Bernabeu Carmelo, Bayrak-Toydemir Pinar, McDonald Jamie, Letarte Michelle
Centro de Investigaciones Biológicas Margarita Salas, Consejo Superior de Investigaciones Científicas (CSIC) and Centro de Investigación Biomédica en Red de Enfermedades Raras (CIBERER), 28040 Madrid, Spain.
ARUP Institute for Clinical and Experimental Pathology, Salt Lake City, UT 84108, USA.
J Clin Med. 2020 Nov 5;9(11):3571. doi: 10.3390/jcm9113571.

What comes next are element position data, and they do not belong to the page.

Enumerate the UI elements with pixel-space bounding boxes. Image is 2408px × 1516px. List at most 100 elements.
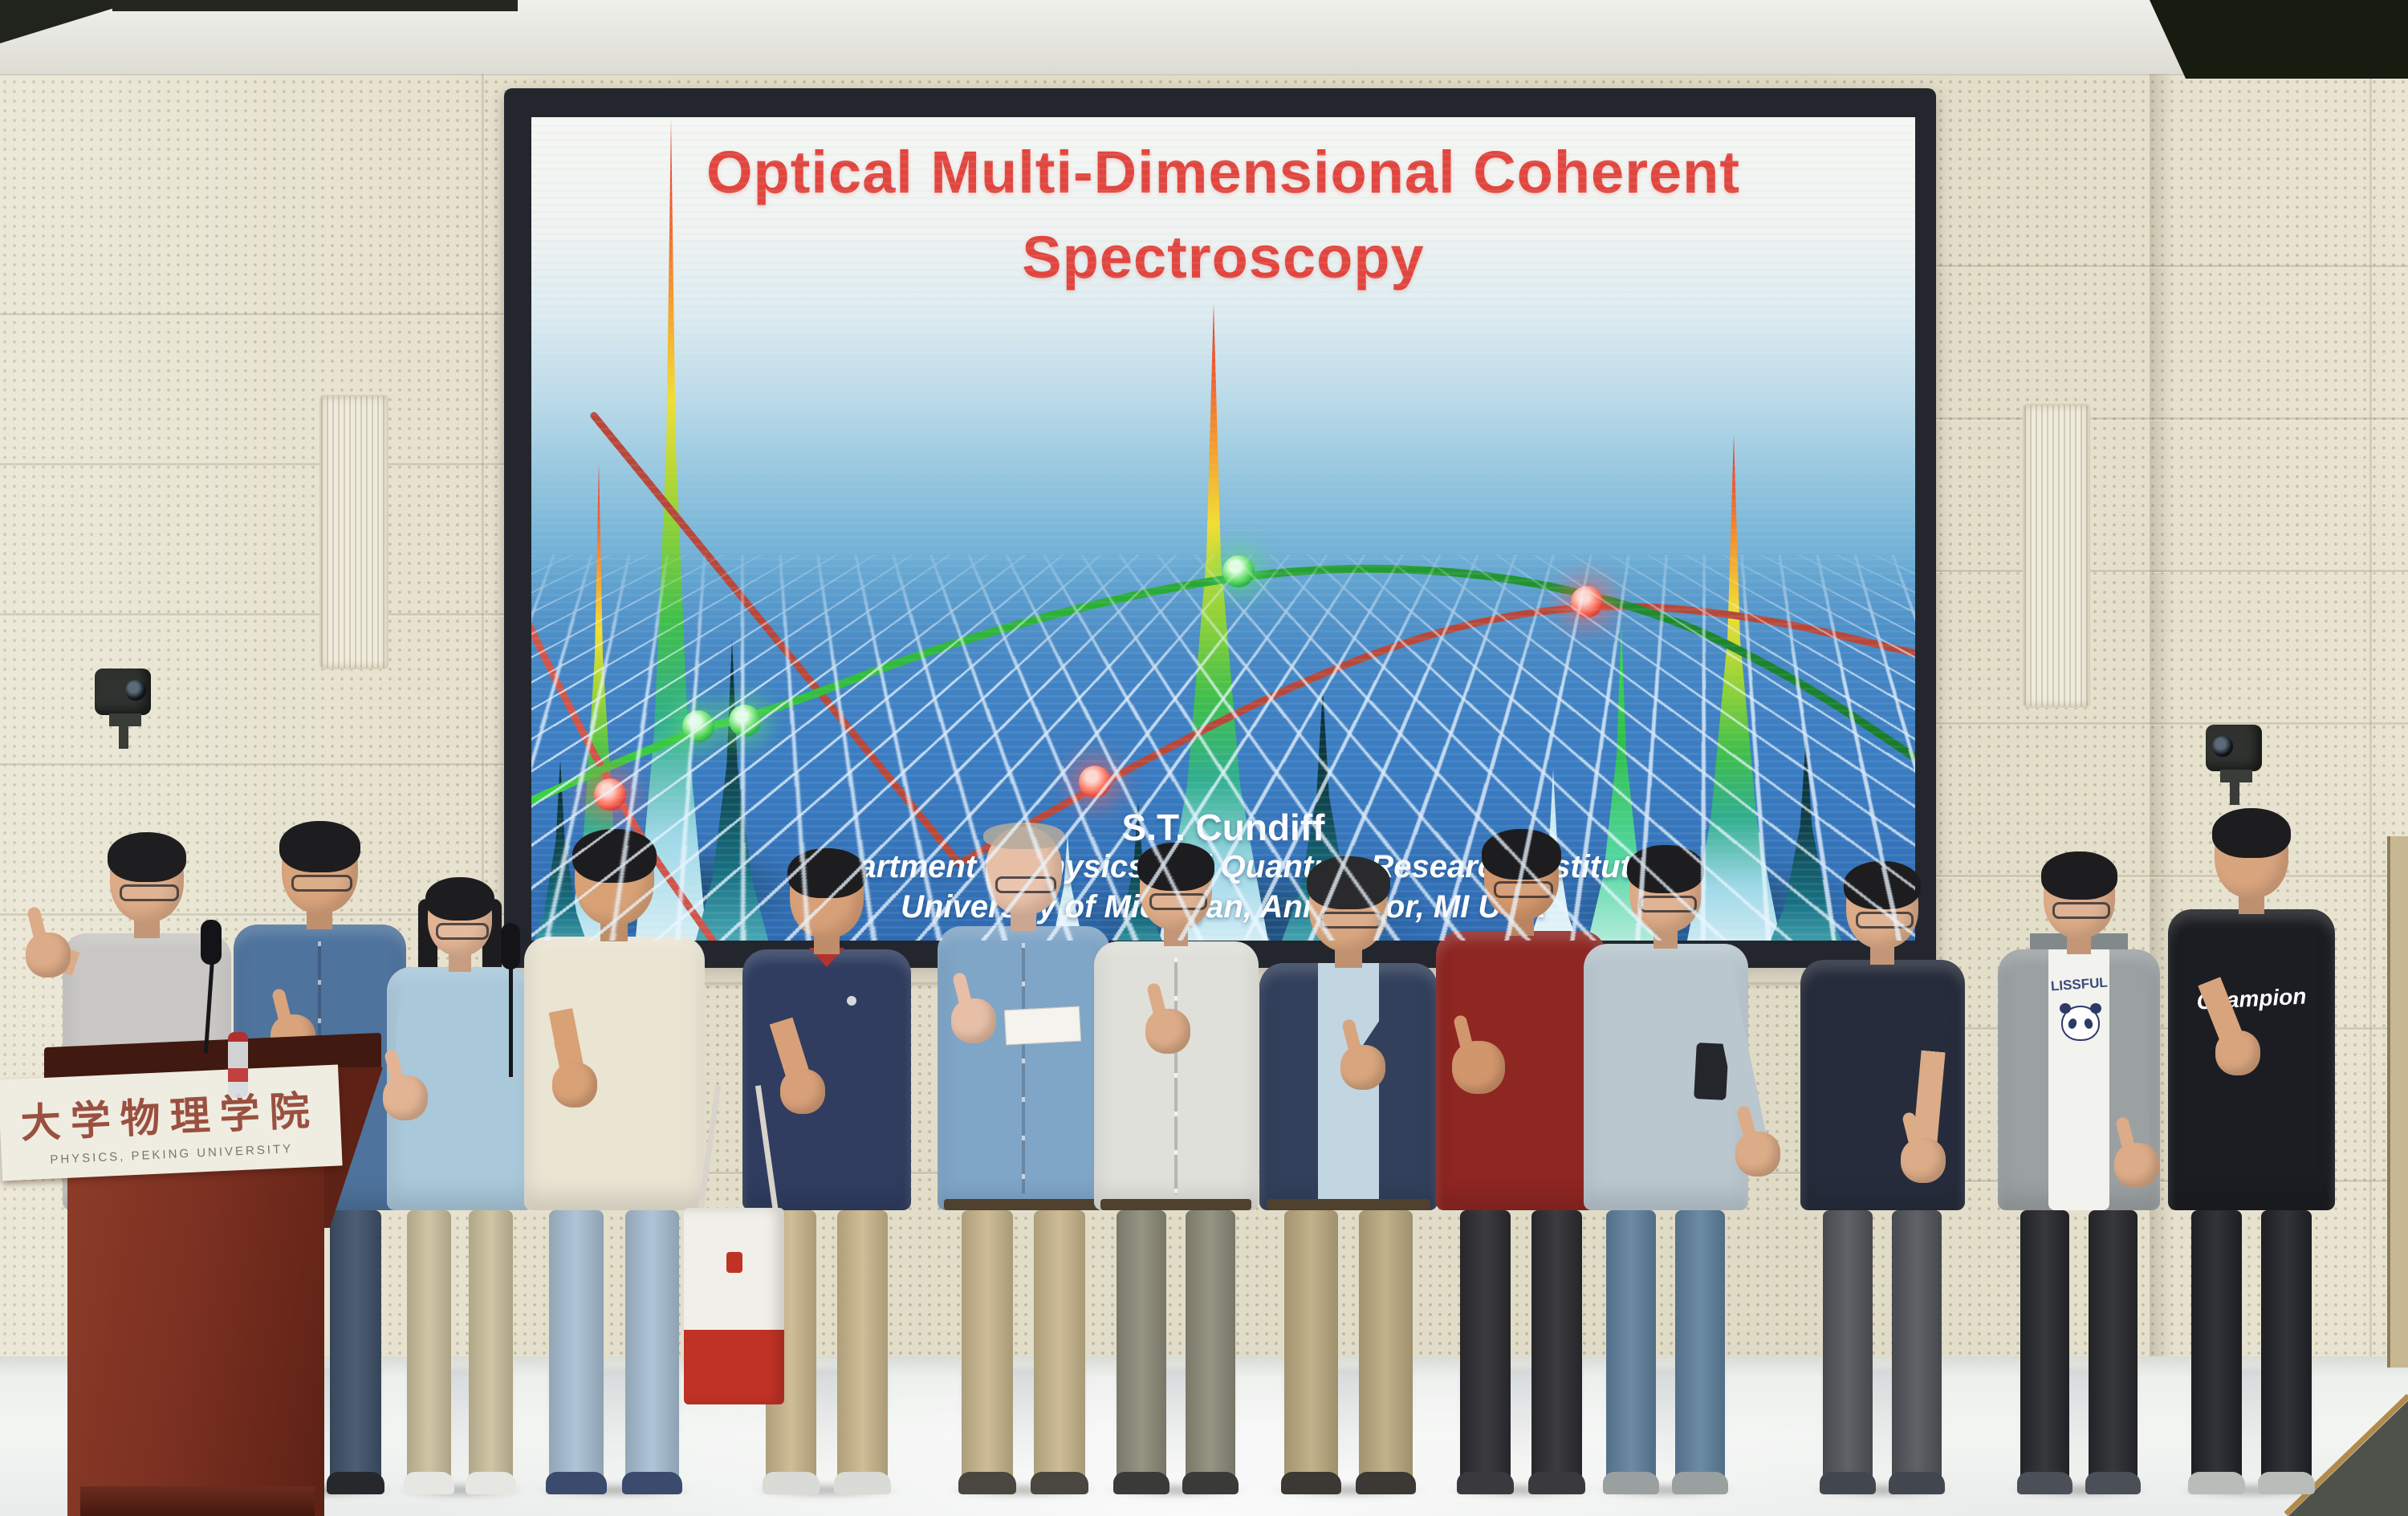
glasses-icon [1319,912,1383,929]
shoe [404,1472,455,1494]
wall-seam [0,763,504,766]
wall-seam [1936,875,2408,878]
leg [1531,1210,1583,1480]
green-curve [531,564,1915,806]
belt [1266,1199,1431,1210]
leg [549,1210,604,1480]
leg [1033,1210,1086,1480]
person-12: LISSFUL [1998,851,2160,1501]
thumbs-up-fist [1452,1041,1505,1094]
panda-graphic [2059,1003,2101,1041]
tote-bag [684,1208,784,1404]
panda-eye [2083,1017,2094,1030]
wall-seam [0,613,504,616]
camera-mount [109,713,141,726]
camera-mount-arm [119,725,128,749]
shoe [763,1472,820,1494]
hair [2212,808,2291,858]
shoe [326,1472,385,1494]
wall-seam [0,463,504,466]
phone-in-pocket [1694,1043,1729,1100]
slide-title-line2: Spectroscopy [1022,224,1425,291]
shoe [2017,1472,2072,1494]
shoe [1030,1472,1089,1494]
glasses-icon [1855,912,1914,929]
thumbs-up-fist [780,1069,825,1114]
leg [1284,1210,1338,1480]
shoe [1356,1472,1416,1494]
polo-logo [847,996,857,1006]
slide-author: S.T. Cundiff [1121,807,1325,848]
shoe [1456,1472,1515,1494]
shoe [465,1472,516,1494]
green-sphere [1222,555,1255,587]
shoe [1527,1472,1586,1494]
camera-lens-icon [2212,736,2233,757]
speaker-slot [2023,404,2090,708]
shoe [2085,1472,2141,1494]
shoe [1603,1472,1659,1494]
glasses-icon [1149,893,1208,910]
leg [2191,1210,2242,1480]
thumbs-up-fist [1901,1138,1946,1183]
person-4 [523,829,705,1501]
red-curve-descending [590,412,963,868]
leg [1892,1210,1942,1480]
leg [1823,1210,1873,1480]
shoe [958,1472,1017,1494]
thumbs-up-fist [1735,1132,1780,1177]
person-13: Champion [2168,808,2335,1501]
shoe [1672,1472,1728,1494]
podium-base [80,1486,315,1516]
stand-microphone-icon [501,923,520,969]
wall-seam-vertical [2369,74,2373,1356]
belt [944,1199,1103,1210]
hair [571,829,657,883]
leg [2089,1210,2138,1480]
glasses-icon [1493,881,1554,898]
wall-seam [1936,722,2408,725]
stand-microphone-stem [509,965,513,1077]
person-3 [383,877,533,1501]
wall-seam-vertical [482,74,485,1356]
panda-ear [2059,1003,2071,1014]
thumbs-up-fist [951,998,996,1043]
leg [961,1210,1014,1480]
podium-microphone-icon [201,920,222,965]
hair [425,877,494,921]
camera-mount [2220,770,2252,782]
hair [1481,829,1561,880]
slide-title-line1: Optical Multi-Dimensional Coherent [706,139,1740,205]
hair [2040,851,2117,900]
glasses-icon [119,884,180,901]
red-sphere [594,778,626,811]
hair [787,848,866,898]
person-10 [1583,845,1780,1501]
shoe [1820,1472,1876,1494]
thumbs-up-fist [2114,1143,2159,1188]
leg [329,1210,382,1480]
wall-seam [1936,417,2408,421]
thumbs-up-fist [2215,1030,2260,1075]
leg [836,1210,888,1480]
shoe [546,1472,607,1494]
tee-text: LISSFUL [2049,974,2108,994]
wall-seam [0,913,504,917]
ceiling-dark-strip [112,0,518,11]
camera-lens-icon [125,680,146,701]
belt [1100,1199,1252,1210]
wall-seam [1936,265,2408,268]
glasses-icon [291,875,353,892]
person-11 [1800,861,1965,1501]
shirt-print: Champion [2195,983,2308,1014]
leg [2261,1210,2312,1480]
red-curve-rising [955,603,1915,868]
shoe [2188,1472,2245,1494]
shoe [833,1472,891,1494]
glasses-icon [1638,896,1698,912]
speaker-slot [319,395,388,669]
panda-ear [2089,1003,2101,1014]
person-9 [1436,829,1606,1501]
hair [982,823,1064,849]
shoe [1889,1472,1945,1494]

Hereditary hemorrhagic telangiectasia (HHT) is an autosomal dominant genetic disorder that presents with telangiectases in skin and mucosae, and arteriovenous malformations (AVMs) in internal organs such as lungs, liver, and brain. Mutations in (endoglin), (ALK1), and (Smad4) genes account for over 95% of HHT. Localized telangiectases and AVMs are present in different organs, with frequencies which differ among affected individuals. By itself, HHT gene heterozygosity does not account for the focal nature and varying presentation of the vascular lesions leading to the hypothesis of a "second-hit" that triggers the lesions. Accumulating research has identified a variety of triggers that may synergize with HHT gene heterozygosity to generate the vascular lesions. Among the postulated second-hits are: mechanical trauma, light, inflammation, vascular injury, angiogenic stimuli, shear stress, modifier genes, and somatic mutations in the wildtype HHT gene allele. The aim of this review is to summarize these triggers, as well as the functional mechanisms involved.
遗传性出血性毛细血管扩张症(HHT)是一种常染色体显性遗传病,其特征为皮肤和黏膜出现毛细血管扩张,以及肺、肝、脑等内脏器官出现动静脉畸形(AVM)。内皮素(endoglin)、激活素受体样激酶1(ALK1)和Smad4基因的突变占HHT病例的95%以上。不同器官中存在局部毛细血管扩张和AVM,其出现频率在受影响个体之间有所不同。HHT基因杂合性本身并不能解释血管病变的局灶性本质和不同表现,因此提出了“二次打击”假说,即触发病变的因素。越来越多的研究已经确定了多种可能与HHT基因杂合性协同作用以产生血管病变的触发因素。推测的二次打击因素包括:机械创伤、光照、炎症、血管损伤、血管生成刺激、剪切应力、修饰基因以及野生型HHT基因等位基因的体细胞突变。本本综述的目的是总结这些触发因素以及相关的功能机制。